What is your favorite first line of a novel?

I’ve always loved the first sentence of The Secret History by Donna Tartt, which — and I’m quoting from memory — goes something like: “Snow was in the mountains and Bunny had been dead for four days before we realized the gravity of our situation.”

What advice would you give to aspiring writers?

Career-wise, I would say learn to treat rejection as neutral and anything short of rejection as enormous encouragement. Be persistent. And put the work first. Artistically I would say cultivate hobbies, things you do for no purpose, only because they stimulate you in some way — don’t try to make everything you do and see immediately “useful” to your work because, paradoxically, this has the effect of choking off the channels of creativity.

What writer past or present do you wish you could eat dinner with?

It’s actually in my experience usually a good idea not to meet your heroes. But the living writer I’ve not met who I most wish I could is probably David Mitchell. Dead ones: too many to name.

What are you reading right now?

At the moment, two memoirs. A memoir about how terrible Hollywood is called Can’t You Get Along With Anyone? by Allan Weisbecker. And I finally got around to starting My Struggle by Karl Ove Knausgard which, spoiler alert, is good so far.

What fictional character do you most closely identify with?

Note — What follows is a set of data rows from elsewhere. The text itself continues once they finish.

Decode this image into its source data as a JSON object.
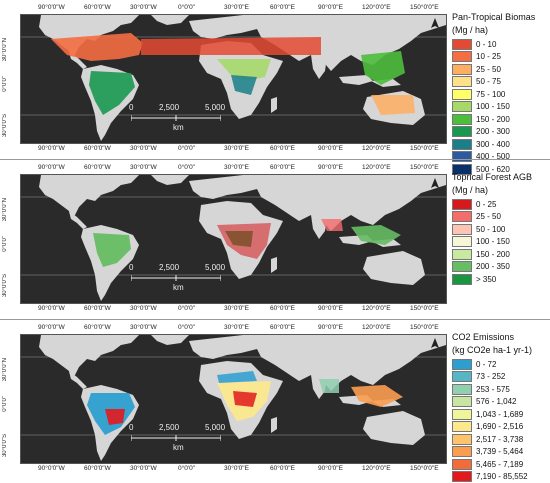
{
  "panels": [
    {
      "legend_title_1": "Pan-Tropical Biomas",
      "legend_title_2": "(Mg / ha)",
      "legend": [
        {
          "label": "0 - 10",
          "color": "#e34a33"
        },
        {
          "label": "10 - 25",
          "color": "#f46d43"
        },
        {
          "label": "25 - 50",
          "color": "#fdae61"
        },
        {
          "label": "50 - 75",
          "color": "#fee08b"
        },
        {
          "label": "75 - 100",
          "color": "#ffff66"
        },
        {
          "label": "100 - 150",
          "color": "#a6d96a"
        },
        {
          "label": "150 - 200",
          "color": "#4dbd3c"
        },
        {
          "label": "200 - 300",
          "color": "#1a9850"
        },
        {
          "label": "300 - 400",
          "color": "#1a7f8a"
        },
        {
          "label": "400 - 500",
          "color": "#2c5aa0"
        },
        {
          "label": "500 - 620",
          "color": "#08306b"
        }
      ],
      "scale": {
        "s0": "0",
        "s1": "2,500",
        "s2": "5,000",
        "unit": "km"
      }
    },
    {
      "legend_title_1": "Toprical Forest AGB",
      "legend_title_2": "(Mg / ha)",
      "legend": [
        {
          "label": "0 - 25",
          "color": "#d7191c"
        },
        {
          "label": "25 - 50",
          "color": "#f46d6d"
        },
        {
          "label": "50 - 100",
          "color": "#fbc4b4"
        },
        {
          "label": "100 - 150",
          "color": "#f7f7d8"
        },
        {
          "label": "150 - 200",
          "color": "#c7e9a0"
        },
        {
          "label": "200 - 350",
          "color": "#66bd63"
        },
        {
          "label": "> 350",
          "color": "#1a9641"
        }
      ],
      "scale": {
        "s0": "0",
        "s1": "2,500",
        "s2": "5,000",
        "unit": "km"
      }
    },
    {
      "legend_title_1": "CO2 Emissions",
      "legend_title_2": "(kg CO2e ha-1 yr-1)",
      "legend": [
        {
          "label": "0 - 72",
          "color": "#2c9fd0"
        },
        {
          "label": "73 - 252",
          "color": "#56b6c6"
        },
        {
          "label": "253 - 575",
          "color": "#92cfb0"
        },
        {
          "label": "576 - 1,042",
          "color": "#c6e6a1"
        },
        {
          "label": "1,043 - 1,689",
          "color": "#eef59a"
        },
        {
          "label": "1,690 - 2,516",
          "color": "#fde98b"
        },
        {
          "label": "2,517 - 3,738",
          "color": "#fdc46b"
        },
        {
          "label": "3,739 - 5,464",
          "color": "#fb9d50"
        },
        {
          "label": "5,465 - 7,189",
          "color": "#f26b3a"
        },
        {
          "label": "7,190 - 85,552",
          "color": "#e31a1c"
        }
      ],
      "scale": {
        "s0": "0",
        "s1": "2,500",
        "s2": "5,000",
        "unit": "km"
      }
    }
  ],
  "lon_labels": [
    "90°0'0\"W",
    "60°0'0\"W",
    "30°0'0\"W",
    "0°0'0\"",
    "30°0'0\"E",
    "60°0'0\"E",
    "90°0'0\"E",
    "120°0'0\"E",
    "150°0'0\"E"
  ],
  "lat_labels": [
    "30°0'0\"N",
    "0°0'0\"",
    "30°0'0\"S"
  ],
  "land_color": "#d6d6d6",
  "ocean_color": "#2a2a2a"
}
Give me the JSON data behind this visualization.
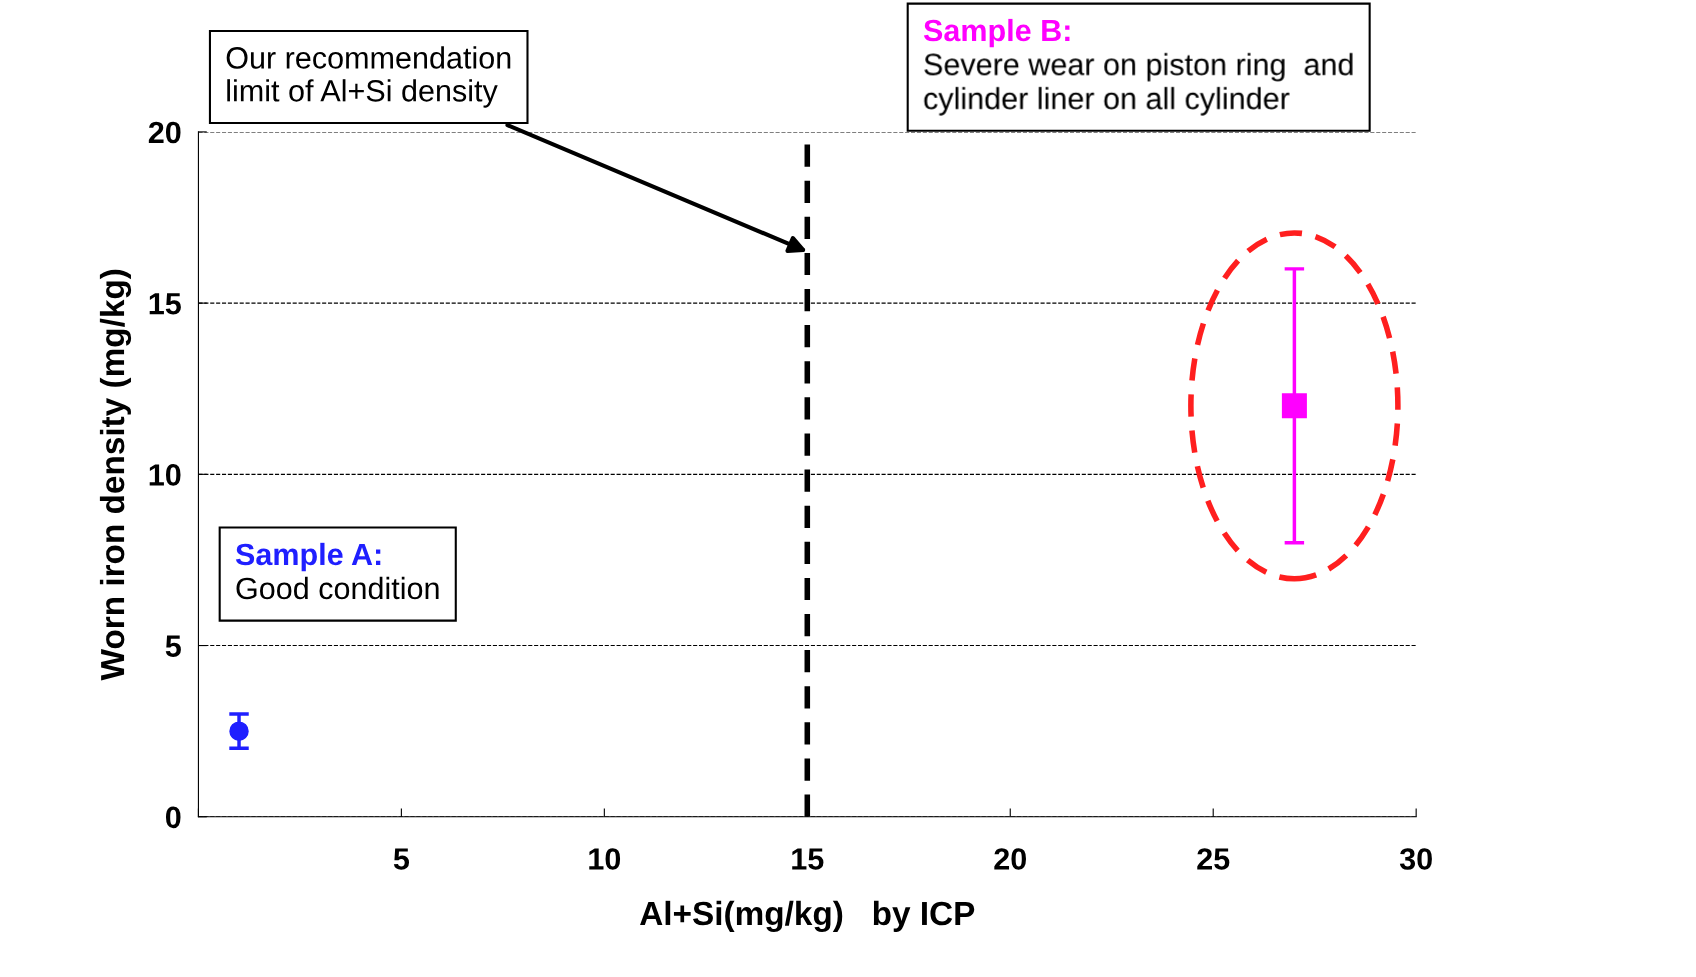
{
  "chart_data": {
    "type": "scatter",
    "xlabel": "Al+Si(mg/kg)   by ICP",
    "ylabel": "Worn iron density (mg/kg)",
    "xlim": [
      0,
      30
    ],
    "xticks": [
      {
        "value": 0,
        "label": null
      },
      5,
      10,
      15,
      20,
      25,
      30
    ],
    "ylim": [
      0,
      20
    ],
    "yticks": [
      0,
      5,
      10,
      15,
      20
    ],
    "grid": "y",
    "series": [
      {
        "color": "#1f1fff",
        "x": [
          1
        ],
        "values": [
          2.5
        ],
        "errors": [
          0.5
        ],
        "marker": "circle"
      },
      {
        "color": "#ff00ff",
        "x": [
          27
        ],
        "values": [
          12
        ],
        "errors": [
          4
        ],
        "marker": "square"
      }
    ],
    "ref_lines": [
      {
        "axis": "x",
        "value": 15,
        "label": "Our recommendation\nlimit of Al+Si density",
        "color": "#000000",
        "line_style": "dashed"
      }
    ],
    "annotations": [
      "Sample A:\nGood condition",
      "Sample B:\nSevere wear on piston ring  and\ncylinder liner on all cylinder"
    ]
  }
}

I don’t really do this anymore as much as I used to when I was young. Maybe because by now I’ve based so many characters on aspects of myself that the need is siphoned off.

If you could live inside a fictional world, which one would you choose?

I think we’re all increasingly sure that we already do, right? Though this isn’t the one I would choose.

Are there any quotes you use to inspire you?

The one about just going ahead and beginning things because boldness has magic in it. I like that one. Also, “Don’t let the perfect be the enemy of the good.”